Amy Johnson Crow from Generations Cafe is again hosting the blog writing prompt this year called 52 Ancestors in 52 Weeks: 2021. I'm going to try to participate more fully this year. I like that she gives us "permission" to interpret the prompt however we wish and share it however we wish. It doesn't have to be a blog post; it could be a family video, a letter to a child or grandchild, an e-mail, etc.
The Theme for Week 8 (Feb 22-28) is Power.
When I heard this theme, my first thought was quite literal: Power, as in electrical power. The reason for this is I remembered finding the easements for right-of-way filed in the Johnson County, Georgia Deed records for my grandparents, Lusion K Tapley (1870-1935) and Nealie V Drake Tapley (1895-1970).

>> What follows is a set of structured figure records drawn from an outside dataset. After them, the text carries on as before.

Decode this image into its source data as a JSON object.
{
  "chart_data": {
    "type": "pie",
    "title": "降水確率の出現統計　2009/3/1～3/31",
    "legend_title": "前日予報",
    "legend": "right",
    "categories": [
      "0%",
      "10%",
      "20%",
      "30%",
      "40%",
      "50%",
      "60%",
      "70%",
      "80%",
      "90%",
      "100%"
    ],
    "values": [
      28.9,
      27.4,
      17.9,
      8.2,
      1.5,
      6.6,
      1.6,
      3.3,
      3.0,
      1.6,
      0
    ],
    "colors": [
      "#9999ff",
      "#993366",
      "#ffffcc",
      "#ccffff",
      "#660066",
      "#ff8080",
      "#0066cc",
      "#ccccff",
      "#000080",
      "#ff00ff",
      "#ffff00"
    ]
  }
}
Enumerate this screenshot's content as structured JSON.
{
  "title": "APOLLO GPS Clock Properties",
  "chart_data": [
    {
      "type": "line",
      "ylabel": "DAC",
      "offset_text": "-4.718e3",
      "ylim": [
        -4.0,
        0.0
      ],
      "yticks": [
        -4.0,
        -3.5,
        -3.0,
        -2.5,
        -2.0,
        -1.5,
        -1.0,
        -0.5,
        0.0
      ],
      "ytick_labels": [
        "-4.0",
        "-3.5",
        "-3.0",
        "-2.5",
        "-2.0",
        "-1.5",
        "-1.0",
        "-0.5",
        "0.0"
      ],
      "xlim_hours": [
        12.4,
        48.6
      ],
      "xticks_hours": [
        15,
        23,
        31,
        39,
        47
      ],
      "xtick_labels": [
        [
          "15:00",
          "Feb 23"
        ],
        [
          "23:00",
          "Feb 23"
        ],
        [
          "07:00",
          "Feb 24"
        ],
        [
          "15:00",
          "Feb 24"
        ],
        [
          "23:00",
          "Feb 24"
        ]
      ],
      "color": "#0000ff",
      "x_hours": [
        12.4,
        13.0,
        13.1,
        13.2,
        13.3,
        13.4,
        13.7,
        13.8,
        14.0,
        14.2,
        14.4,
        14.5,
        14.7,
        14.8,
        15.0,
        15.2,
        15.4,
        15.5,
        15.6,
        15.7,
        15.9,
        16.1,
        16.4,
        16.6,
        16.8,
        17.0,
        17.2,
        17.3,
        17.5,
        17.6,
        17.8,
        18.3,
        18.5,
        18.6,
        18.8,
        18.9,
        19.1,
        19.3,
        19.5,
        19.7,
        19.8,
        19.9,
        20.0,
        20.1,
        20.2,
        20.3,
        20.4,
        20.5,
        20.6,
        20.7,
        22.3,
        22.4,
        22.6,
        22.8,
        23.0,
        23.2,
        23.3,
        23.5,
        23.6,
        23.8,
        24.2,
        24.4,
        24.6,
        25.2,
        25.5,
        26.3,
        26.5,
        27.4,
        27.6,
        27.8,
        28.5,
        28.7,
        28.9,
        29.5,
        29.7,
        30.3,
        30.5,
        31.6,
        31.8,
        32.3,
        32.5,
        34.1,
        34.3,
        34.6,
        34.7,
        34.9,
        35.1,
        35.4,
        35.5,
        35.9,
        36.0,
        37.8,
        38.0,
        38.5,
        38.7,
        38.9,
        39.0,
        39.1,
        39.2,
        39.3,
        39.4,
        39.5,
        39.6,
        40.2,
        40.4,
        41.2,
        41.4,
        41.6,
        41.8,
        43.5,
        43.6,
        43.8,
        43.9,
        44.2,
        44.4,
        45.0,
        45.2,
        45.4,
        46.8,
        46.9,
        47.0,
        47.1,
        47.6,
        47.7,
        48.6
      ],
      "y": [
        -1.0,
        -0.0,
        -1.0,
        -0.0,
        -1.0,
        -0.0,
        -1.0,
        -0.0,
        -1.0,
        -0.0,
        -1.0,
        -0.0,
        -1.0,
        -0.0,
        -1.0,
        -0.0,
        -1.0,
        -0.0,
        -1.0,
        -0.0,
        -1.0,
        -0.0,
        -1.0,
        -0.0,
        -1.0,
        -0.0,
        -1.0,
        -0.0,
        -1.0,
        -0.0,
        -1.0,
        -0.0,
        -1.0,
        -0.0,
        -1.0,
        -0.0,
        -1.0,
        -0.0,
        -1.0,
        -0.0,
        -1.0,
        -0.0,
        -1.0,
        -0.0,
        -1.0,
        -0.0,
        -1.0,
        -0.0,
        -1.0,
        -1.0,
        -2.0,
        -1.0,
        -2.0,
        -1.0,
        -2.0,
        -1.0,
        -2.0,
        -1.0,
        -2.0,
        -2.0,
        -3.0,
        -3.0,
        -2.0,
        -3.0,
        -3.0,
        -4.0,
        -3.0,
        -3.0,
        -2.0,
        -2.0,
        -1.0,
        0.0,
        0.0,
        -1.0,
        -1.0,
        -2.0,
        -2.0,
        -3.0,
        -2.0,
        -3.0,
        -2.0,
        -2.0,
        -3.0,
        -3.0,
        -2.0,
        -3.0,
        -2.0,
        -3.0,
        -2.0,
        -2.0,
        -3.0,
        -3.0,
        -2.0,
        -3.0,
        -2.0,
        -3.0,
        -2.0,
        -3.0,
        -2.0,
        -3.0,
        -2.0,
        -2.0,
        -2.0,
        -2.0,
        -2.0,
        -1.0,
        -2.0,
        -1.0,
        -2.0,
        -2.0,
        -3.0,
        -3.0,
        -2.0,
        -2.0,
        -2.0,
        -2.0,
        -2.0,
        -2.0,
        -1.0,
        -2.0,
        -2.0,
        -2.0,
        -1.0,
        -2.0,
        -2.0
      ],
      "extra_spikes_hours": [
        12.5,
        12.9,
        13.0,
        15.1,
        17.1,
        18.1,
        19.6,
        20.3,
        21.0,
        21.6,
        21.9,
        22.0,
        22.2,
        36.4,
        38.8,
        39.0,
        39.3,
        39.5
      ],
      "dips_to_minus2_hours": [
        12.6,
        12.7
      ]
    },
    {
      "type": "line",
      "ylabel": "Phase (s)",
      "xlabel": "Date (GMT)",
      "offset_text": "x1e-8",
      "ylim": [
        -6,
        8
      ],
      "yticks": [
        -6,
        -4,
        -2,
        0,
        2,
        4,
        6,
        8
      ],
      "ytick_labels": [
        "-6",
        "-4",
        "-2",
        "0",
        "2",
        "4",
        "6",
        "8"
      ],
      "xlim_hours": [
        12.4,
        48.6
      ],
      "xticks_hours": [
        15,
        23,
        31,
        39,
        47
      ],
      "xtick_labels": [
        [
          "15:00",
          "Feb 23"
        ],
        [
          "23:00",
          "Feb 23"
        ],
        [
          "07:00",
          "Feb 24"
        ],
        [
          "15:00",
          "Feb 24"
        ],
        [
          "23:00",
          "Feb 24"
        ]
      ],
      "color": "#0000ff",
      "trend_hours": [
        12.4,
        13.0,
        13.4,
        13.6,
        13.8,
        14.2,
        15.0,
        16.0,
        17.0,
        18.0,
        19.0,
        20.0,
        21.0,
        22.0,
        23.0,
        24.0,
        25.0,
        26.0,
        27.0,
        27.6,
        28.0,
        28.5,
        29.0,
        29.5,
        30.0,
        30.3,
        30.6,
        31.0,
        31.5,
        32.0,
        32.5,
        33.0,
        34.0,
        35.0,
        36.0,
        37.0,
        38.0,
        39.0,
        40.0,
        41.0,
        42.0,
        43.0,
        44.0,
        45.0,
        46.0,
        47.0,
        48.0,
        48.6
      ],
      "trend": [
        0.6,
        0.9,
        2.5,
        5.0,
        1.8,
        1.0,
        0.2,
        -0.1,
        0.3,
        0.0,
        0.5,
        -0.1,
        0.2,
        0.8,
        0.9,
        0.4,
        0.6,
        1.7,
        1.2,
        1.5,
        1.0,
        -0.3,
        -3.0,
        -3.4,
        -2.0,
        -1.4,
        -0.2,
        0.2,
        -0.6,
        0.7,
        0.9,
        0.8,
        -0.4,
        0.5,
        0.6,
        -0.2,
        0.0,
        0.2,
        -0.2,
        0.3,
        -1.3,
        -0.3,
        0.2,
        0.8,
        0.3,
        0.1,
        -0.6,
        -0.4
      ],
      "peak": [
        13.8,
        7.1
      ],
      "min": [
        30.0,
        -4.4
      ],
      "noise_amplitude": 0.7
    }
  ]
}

They signed these easements over to Georgia Power Company for them to run electrical lines and put up electrical poles on my grandparents' land for the Dellwood-Wrightsville lines.
Evidently, my grandparents owned two pieces of land. One was in Lusion's name, located in the 55th GM District, and the other in Nealie's, located in the 1326th GM District. His parcel must have been quite small because Georgia Power only paid him $10.00 for the right-of-way "upon a strip of land one hundred (100) feet in width." Whereas Georgia Power paid Nealie $65 for the same sized strip across her land.
These deeds were recorded on June 11 and June 16, 1927, respectively. So that is when electric lights came to Johnson County. All of my grandparents' neighbors granted the same basic easement right-of-way, being paid varying amounts depending on the size of their land.
One of Lusion's neighbors, whose land his bordered, was C.M. Schwalls, the brother of Lusion's second wife, Mattie Schwalls. One of Nealie's neighbors was W.S. Pool, though already passed by this time, who was the father of Lusion's sister-in-law, Reida Mae Poole. Reida Mae was married to his oldest brother, James "Fella." (The W.S. could have also referred to Reida Mae's brother. The land may have passed to him.) Such is small towns (and counties!).
I recall the day I found these while searching the Johnson County Courthouse for deed records. I was in awe. I've had electricity my entire life. I had never given any thought about when electrical lines were first run across the land. My father was born a year after these easements were recorded, and evidently he found it interesting also. I remember him poring over them. I can't say that during his childhood, my father always had electricity, because the family was poor, and electricity wasn't free. But electricity was available in the area his whole life. [I am sure this had an effect on him and is why he was so diligent in paying the power (or "light") bill on time or early throughout his life.]
We tend to take power for granted. Folks moan and groan when it goes out for a few hours or even a few minutes. But once upon a time, less than 100 years ago, my family did not even have electricity run to their house. I am grateful every time I flip a switch.